Die Erstrichterin wies A* mit Note vom 12. März 2026 darauf hin, dass der Inhalt dieser am 11. März 2026 eingelangten Eingabe (ON 140) nicht auf eine Beschwerde gegen den Widerrufsbeschluss hindeute, und forderte diesen weiters auf, binnen einer Woche klarzustellen, ob es sich bei dieser Eingabe um eine Beschwerde handle. Diese Note wurde dem Genannten am 16. März 2026 zugestellt (Zustellnachweis zu ON 141) und wurde überdies auch dessen Bewährungshelfer zur Kenntnis übermittelt (ON 141).
Mit undatierter, am 18. März 2026 im Service-Center des Landesgerichts für Strafsachen Wien abgegebener Eingabe erhob der Verurteilte schließlich Beschwerde gegen den Widerruf des gewährten Strafaufschubs.

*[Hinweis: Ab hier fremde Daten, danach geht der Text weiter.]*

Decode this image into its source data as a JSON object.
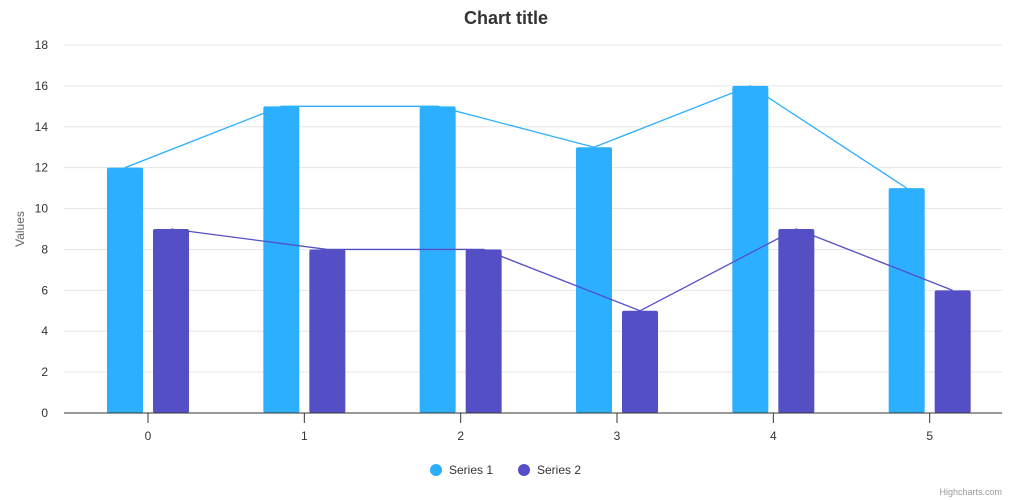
{
  "chart_data": {
    "type": "bar",
    "title": "Chart title",
    "xlabel": "",
    "ylabel": "Values",
    "categories": [
      "0",
      "1",
      "2",
      "3",
      "4",
      "5"
    ],
    "ylim": [
      0,
      18
    ],
    "yticks": [
      "0",
      "2",
      "4",
      "6",
      "8",
      "10",
      "12",
      "14",
      "16",
      "18"
    ],
    "grid": true,
    "legend_position": "bottom-center",
    "series": [
      {
        "name": "Series 1",
        "type": "column+line",
        "color": "#2caffe",
        "values": [
          12,
          15,
          15,
          13,
          16,
          11
        ]
      },
      {
        "name": "Series 2",
        "type": "column+line",
        "color": "#544fc5",
        "values": [
          9,
          8,
          8,
          5,
          9,
          6
        ]
      }
    ]
  },
  "credits": "Highcharts.com"
}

Begründend verweist A* – ohne jegliche klarstellende Bezugnahme auf seine frühere Eingabe – auf eine bestehende Therapieplatzzusage sowie ein erhaltenes ärztliches Rezept (ON 142).

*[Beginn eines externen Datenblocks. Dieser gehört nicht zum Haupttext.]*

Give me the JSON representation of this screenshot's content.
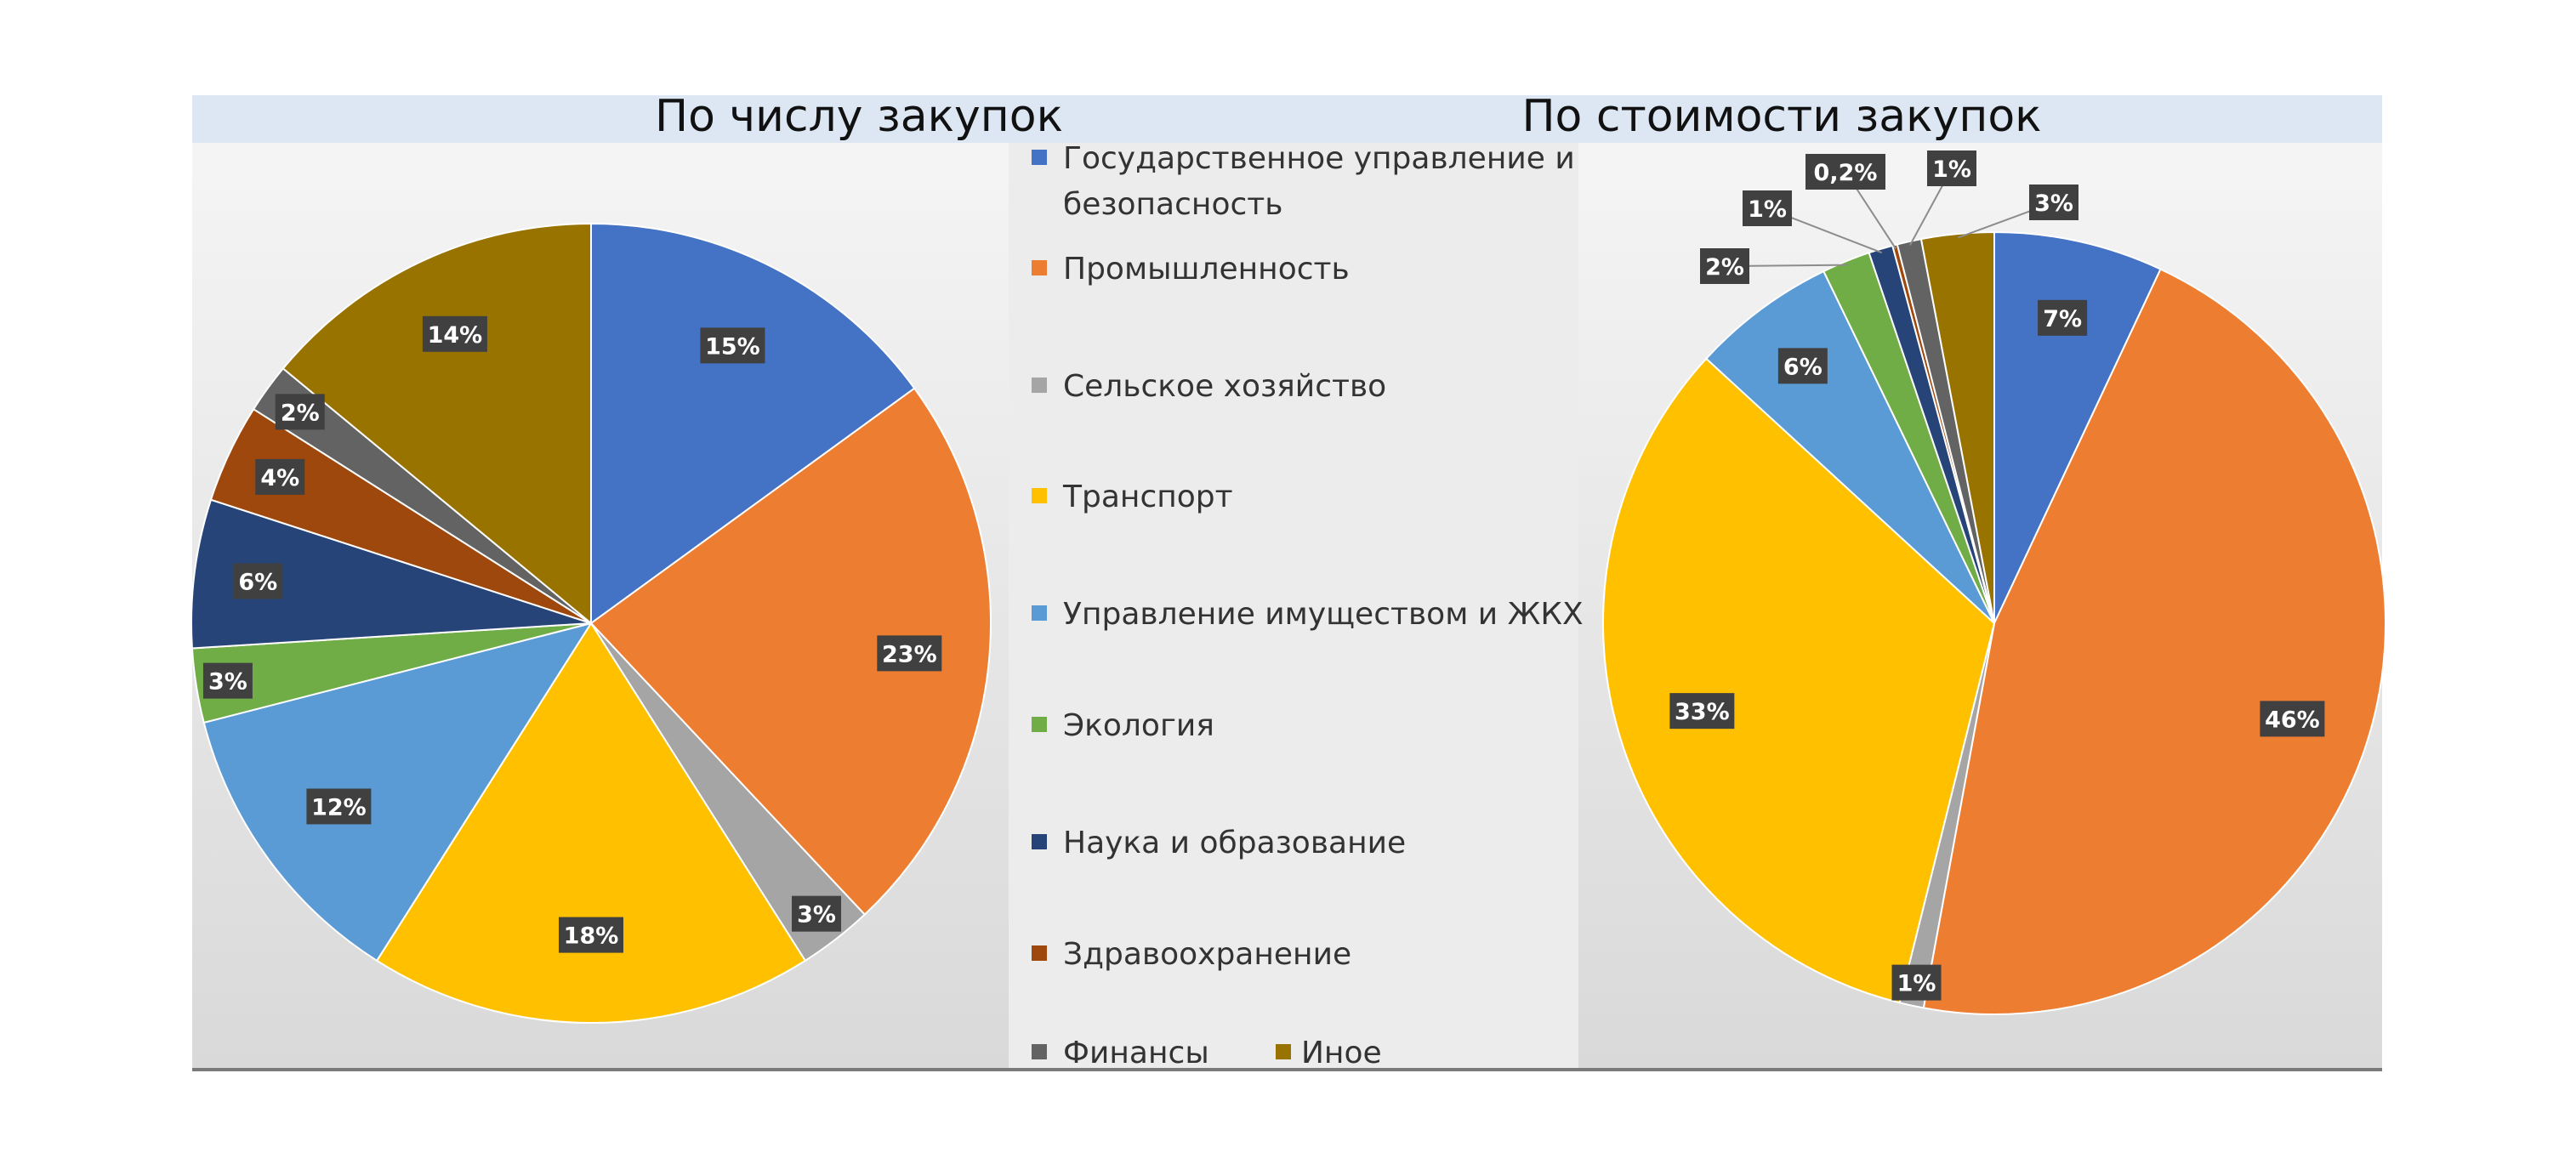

Davon ausgehend ist vorauszuschicken, dass die Eingabe des A* vom 5. März 2026 (ON 140) die in § 88 StPO normierten Minimalerfordernisse einer Beschwerde aus folgenden Erwägungen nicht erfüllt:
Gemäß § 88 Abs 1 StPO muss eine Beschwerde den Beschluss, Antrag oder Vorgang, auf den sie sich bezieht, anführen, die Erklärung enthalten, den Beschluss anfechten zu wollen und angeben, worin die Rechtsverletzung besteht ( Tipold, WK-StPO, § 88 Rz 1 f). Auch wenn an die Begründung einer Beschwerde keine hohen Anforderungen zu stellen sind ( Tipold, aaO Rz 3), so lässt die genannte Eingabe in casu keinen Beschwerdewillen, sondern – sowohl der Bezeichnung als auch dem Inhalt nach – (ausschließlich) die Wahrnehmung einer Äußerungsmöglichkeit erkennen. Auch eine Klarstellung durch den Verurteilten, dass dieses Schreiben als Beschwerde gemeint gewesen wäre, ist trotz ihm vom Gericht eingeräumter Gelegenheit nicht erfolgt, zumal die am 18. März 2026 eingebrachte Eingabe gerade nicht auf eine bereits erhobene Beschwerde Bezug nimmt oder eine bereits erfolgte Beschwerdeerhebung klarstellt. Vielmehr geht aus dieser lediglich der Wille hervor, nunmehr, also mit diesem Schreiben, Beschwerde zu erheben („hiermit lege ich fristgerecht Beschwerde gegen den Widerruf des mir gewährten Strafaufschubs gemäß § 39 Abs 4 SMG ein “, ON 142).
Zusammenfassend ist daher erst die am 18. März 2026 beim Landesgericht für Strafsachen Wien eingelangte Eingabe (ON 142), nicht aber schon jene vom 5. März 2026 (eingelangt am 11. März 2026, ON 140) als ein einer gerichtlichen Entscheidung zugängliches Rechtsmittel zu werten.
Gemäß § 88 Abs 1 StPO ist – wie auch aus der Rechtsmittelbelehrung des angefochtenen Beschlusses zutreffend hervorgeht (ON 133 S 3) - eine Beschwerde (soweit hier interessierend) binnen 14 Tagen ab Bekanntmachung des Beschlusses, das heißt ab dessen Zustellung, schriftlich oder auf elektronischem Weg bei Gericht einzubringen.
Der bekämpfte Beschluss wurde A* – wie bereits ausgeführt - am 25. Februar 2026 zugestellt (ON 134 S 3), sodass die 14-tägige Beschwerdefrist am 11. März 2026, 24.00 Uhr abgelaufen ist (§ 84 Abs 1 StPO).
Die am 18. März 2026 durch persönliche Übergabe im Service-Center des Landesgerichts für Strafsachen Wien eingebrachte Beschwerde wurde daher jedenfalls nach Ablauf dieser Rechtsmittelfrist und sohin verspätet erhoben, sodass diese als unzulässig zurückzuweisen war.
Bleibt anzumerken, dass der Umstand, dass das Rechtsmittel innerhalb der A* vom Erstgericht gesetzten Frist zur Klarstellung, ob es sich bei der vorhergehenden Eingabe (ON 140) um eine Beschwerde gehandelt hat, eingelangt ist, daran nichts zu ändern vermag, zumal eine solche Klarstellung ja gerade nicht erfolgt ist (siehe dazu bereits die obigen Ausführungen).